The oldest spa in the world, already known to the early Greek colonisers of Southern Italy and dedicated to Apollo and the Nitrodes nymphs.
The Nitrodi Water
The water is classified as sulphate alkaline and alkaline-terreous hypothermal mineral water. Its therapeutic properties were recognised by the Ministry of Health with decree no. 3509 dating to 9th October 2003
Around 12,000 litres of water rush out of the Nitrodes Nymphs spring every hour. The water comes out of showers, wash basins and small fountains with no additives whatsoever. Visitors to the springs are advised to take frequent showers. For the first showers in particular you are advised to remain in the shower for at least 10 minutes.
The action of the minerals in the water leaves your skin soft and smooth but above all clean with no salt or smell residues, dilated pores and an epidermis able to breathe. The richness of the bicarbonate and the mixture of minerals contained in the Nitrodi springs favour the natural washing away of layers of dead cells.
After a Nitrodi shower we advise that you do not wash with soaps or cleaning products at least for a few hours in order not to block the skin’s pores once again.
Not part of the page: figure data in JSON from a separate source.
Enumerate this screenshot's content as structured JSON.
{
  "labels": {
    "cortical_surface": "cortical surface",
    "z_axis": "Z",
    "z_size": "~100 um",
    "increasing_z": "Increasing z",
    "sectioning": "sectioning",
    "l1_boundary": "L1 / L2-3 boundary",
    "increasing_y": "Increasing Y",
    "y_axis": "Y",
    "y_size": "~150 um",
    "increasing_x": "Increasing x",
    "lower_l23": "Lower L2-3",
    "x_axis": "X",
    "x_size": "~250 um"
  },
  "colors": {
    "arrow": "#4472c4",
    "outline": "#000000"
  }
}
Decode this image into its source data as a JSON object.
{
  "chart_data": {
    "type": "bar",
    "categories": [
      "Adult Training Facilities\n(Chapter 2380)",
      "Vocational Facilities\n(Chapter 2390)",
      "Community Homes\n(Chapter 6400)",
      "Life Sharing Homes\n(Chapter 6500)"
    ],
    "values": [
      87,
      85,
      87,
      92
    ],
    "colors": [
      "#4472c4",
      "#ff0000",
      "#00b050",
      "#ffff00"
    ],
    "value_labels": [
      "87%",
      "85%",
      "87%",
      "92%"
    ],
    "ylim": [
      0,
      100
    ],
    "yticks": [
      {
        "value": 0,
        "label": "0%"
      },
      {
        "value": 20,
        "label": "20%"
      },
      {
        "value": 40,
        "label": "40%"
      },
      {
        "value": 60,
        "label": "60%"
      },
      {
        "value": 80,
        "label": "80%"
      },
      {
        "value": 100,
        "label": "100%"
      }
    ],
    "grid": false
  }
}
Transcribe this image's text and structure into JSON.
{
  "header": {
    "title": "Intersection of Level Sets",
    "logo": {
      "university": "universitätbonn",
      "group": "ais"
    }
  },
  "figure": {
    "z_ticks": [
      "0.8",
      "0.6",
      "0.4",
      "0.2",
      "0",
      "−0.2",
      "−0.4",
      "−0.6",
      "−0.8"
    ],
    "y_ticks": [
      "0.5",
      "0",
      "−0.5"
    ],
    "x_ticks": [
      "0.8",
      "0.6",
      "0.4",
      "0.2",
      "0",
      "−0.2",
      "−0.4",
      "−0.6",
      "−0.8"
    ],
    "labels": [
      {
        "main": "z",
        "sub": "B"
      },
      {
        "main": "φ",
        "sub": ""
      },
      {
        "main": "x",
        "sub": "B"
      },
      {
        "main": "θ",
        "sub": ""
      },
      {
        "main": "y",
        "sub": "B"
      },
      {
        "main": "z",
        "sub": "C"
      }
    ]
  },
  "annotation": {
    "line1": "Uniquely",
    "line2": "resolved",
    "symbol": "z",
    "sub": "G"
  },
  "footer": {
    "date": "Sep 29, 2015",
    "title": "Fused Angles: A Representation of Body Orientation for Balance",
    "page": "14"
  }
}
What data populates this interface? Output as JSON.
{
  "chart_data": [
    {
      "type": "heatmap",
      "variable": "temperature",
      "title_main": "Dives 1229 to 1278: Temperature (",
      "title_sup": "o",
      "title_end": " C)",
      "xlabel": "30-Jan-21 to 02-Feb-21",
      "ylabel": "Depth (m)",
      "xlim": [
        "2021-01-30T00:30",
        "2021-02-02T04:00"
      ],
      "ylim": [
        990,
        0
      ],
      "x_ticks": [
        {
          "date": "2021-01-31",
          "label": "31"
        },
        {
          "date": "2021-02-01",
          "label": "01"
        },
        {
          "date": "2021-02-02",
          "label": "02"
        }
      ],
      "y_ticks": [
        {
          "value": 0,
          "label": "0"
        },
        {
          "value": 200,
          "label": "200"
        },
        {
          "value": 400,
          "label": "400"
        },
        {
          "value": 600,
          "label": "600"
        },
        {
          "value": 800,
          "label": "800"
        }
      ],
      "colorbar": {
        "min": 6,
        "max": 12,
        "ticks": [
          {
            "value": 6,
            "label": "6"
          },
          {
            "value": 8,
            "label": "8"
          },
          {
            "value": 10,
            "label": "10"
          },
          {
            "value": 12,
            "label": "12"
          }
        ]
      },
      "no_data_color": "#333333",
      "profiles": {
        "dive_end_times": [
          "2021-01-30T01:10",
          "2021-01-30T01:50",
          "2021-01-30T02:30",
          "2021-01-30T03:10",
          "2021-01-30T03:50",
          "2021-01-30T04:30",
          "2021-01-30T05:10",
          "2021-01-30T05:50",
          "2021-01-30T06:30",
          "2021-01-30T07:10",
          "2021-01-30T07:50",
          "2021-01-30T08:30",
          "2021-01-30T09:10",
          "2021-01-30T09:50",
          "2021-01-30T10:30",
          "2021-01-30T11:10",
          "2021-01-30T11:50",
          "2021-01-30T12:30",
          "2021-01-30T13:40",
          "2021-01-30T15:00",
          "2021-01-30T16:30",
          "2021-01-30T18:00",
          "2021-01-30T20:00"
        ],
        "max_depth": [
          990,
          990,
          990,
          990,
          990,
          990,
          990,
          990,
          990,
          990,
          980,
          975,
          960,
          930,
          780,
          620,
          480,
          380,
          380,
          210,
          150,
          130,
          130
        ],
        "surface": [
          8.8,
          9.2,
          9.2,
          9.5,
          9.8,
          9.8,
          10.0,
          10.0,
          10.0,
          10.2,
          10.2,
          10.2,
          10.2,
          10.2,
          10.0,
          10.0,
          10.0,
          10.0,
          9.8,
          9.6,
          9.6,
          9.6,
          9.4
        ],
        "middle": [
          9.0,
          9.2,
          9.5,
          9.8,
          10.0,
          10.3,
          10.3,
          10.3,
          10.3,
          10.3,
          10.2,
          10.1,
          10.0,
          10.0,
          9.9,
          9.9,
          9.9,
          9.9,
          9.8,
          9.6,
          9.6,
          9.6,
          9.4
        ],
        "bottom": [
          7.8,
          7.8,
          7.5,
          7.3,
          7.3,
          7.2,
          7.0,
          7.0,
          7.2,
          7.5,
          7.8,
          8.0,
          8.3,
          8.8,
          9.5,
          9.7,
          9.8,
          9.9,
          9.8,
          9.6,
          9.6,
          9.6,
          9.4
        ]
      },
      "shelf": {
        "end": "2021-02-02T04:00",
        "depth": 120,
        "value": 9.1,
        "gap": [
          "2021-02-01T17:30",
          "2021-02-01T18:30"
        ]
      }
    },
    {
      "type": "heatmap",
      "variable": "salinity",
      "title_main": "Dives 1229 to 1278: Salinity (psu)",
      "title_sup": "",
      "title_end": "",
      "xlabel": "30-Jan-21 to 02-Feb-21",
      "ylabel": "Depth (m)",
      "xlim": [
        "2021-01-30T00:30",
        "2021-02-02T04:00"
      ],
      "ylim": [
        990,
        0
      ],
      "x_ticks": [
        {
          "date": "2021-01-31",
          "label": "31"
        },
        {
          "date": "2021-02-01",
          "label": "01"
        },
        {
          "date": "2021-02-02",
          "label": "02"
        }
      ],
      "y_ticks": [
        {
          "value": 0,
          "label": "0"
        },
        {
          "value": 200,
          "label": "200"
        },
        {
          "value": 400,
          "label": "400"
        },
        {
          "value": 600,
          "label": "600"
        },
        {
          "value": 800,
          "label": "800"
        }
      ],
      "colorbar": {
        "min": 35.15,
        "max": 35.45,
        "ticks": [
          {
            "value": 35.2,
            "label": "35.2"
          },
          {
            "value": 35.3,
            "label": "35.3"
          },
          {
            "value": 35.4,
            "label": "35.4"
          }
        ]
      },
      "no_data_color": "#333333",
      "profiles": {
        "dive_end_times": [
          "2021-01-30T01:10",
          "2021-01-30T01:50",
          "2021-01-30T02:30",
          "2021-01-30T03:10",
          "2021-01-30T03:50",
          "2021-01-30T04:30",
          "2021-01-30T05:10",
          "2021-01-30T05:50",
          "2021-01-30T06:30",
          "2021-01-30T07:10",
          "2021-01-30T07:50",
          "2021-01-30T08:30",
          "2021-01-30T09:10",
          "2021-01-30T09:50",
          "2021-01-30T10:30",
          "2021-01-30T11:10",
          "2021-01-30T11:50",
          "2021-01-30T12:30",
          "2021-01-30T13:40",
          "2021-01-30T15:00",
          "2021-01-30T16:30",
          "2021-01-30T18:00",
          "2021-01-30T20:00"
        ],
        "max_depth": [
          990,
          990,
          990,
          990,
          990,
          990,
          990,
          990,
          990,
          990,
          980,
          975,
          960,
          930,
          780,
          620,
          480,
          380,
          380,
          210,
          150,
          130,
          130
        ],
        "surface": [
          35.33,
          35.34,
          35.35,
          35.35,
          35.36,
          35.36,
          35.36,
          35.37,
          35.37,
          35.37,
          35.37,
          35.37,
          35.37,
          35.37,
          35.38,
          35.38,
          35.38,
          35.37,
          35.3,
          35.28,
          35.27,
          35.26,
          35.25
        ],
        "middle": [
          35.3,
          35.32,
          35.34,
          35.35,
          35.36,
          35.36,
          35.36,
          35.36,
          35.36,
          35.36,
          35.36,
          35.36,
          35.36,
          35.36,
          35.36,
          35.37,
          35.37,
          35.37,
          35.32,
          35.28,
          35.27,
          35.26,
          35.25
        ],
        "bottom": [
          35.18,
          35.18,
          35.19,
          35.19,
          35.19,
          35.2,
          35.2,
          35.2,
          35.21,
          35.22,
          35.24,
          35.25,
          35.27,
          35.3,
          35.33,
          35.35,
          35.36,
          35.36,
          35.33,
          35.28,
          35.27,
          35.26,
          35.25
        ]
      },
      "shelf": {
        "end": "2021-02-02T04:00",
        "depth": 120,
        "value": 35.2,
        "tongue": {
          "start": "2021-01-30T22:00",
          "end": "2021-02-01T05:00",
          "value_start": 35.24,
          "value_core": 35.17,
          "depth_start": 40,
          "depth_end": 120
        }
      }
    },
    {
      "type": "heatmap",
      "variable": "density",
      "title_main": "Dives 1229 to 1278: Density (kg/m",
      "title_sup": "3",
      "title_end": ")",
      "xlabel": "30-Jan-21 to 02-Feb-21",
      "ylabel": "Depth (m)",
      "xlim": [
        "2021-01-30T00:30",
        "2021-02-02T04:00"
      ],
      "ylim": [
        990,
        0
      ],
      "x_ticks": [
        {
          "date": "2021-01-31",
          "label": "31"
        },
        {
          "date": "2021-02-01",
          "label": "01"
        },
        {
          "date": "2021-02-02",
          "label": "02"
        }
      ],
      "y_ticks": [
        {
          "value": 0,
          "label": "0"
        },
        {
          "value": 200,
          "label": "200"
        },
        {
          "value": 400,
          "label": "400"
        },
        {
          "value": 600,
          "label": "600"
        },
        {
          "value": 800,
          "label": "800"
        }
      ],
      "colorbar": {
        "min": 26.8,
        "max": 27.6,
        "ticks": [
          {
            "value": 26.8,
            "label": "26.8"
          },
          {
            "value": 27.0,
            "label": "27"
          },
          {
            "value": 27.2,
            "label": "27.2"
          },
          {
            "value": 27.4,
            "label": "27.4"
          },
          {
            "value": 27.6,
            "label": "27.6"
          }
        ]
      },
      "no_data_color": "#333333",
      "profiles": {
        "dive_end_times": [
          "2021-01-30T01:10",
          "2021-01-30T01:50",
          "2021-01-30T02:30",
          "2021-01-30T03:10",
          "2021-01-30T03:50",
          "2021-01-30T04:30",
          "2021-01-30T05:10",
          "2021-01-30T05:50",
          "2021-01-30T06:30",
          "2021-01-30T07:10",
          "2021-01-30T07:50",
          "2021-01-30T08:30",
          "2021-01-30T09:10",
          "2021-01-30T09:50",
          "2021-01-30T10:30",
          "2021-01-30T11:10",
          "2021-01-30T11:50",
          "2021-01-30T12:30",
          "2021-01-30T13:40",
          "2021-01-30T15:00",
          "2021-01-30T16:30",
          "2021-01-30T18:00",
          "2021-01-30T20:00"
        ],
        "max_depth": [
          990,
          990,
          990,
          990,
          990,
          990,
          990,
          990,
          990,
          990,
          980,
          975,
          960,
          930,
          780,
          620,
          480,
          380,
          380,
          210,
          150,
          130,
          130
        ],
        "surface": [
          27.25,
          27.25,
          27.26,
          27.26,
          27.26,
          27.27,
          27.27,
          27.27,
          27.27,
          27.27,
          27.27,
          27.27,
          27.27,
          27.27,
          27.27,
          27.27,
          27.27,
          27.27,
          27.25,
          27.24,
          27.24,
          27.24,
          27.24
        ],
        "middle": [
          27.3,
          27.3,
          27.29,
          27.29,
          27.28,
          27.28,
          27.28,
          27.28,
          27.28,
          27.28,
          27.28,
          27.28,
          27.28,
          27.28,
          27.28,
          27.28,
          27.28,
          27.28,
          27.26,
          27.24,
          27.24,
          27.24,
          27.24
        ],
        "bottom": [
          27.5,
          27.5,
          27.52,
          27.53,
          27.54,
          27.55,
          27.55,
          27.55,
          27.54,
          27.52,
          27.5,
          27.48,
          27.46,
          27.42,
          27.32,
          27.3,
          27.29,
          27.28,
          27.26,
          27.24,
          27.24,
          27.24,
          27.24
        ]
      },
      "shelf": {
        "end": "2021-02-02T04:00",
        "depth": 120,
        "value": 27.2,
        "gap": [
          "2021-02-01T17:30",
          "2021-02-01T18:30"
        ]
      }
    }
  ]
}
The effect of the bicarbonate on the hair will be evident right away with its full blown balsamic effect leaving it clean and smooth.
After washing we recommend that you leave it to dry in the sun to strengthen the effect of the minerals.
The second group of votive reliefs was discovered in 1757 and was made up of a grand total of thirteen elements. Of these 11 have survived to our own times. One was lost as early as 1845-6. The other, dedicated to Menippus, an Alpine foothill doctor, Apollo and the Nitrodes nymphs, was kept at the Naples National Archaeological Museum until 1989 when it appears to have been stolen during re-organisation work on some of the museum’s rooms.
There is also a further relief, present in Lyde Browne's Wimbledon collection, which is now kept at the St Petersburg State Hermitage Museum in Russia after the whole collection was bought by Catherine II in 1785-7. Russian scholar O. Neverov attributed it to the collection of votive tablets found at the Nitrodi spring in 1757.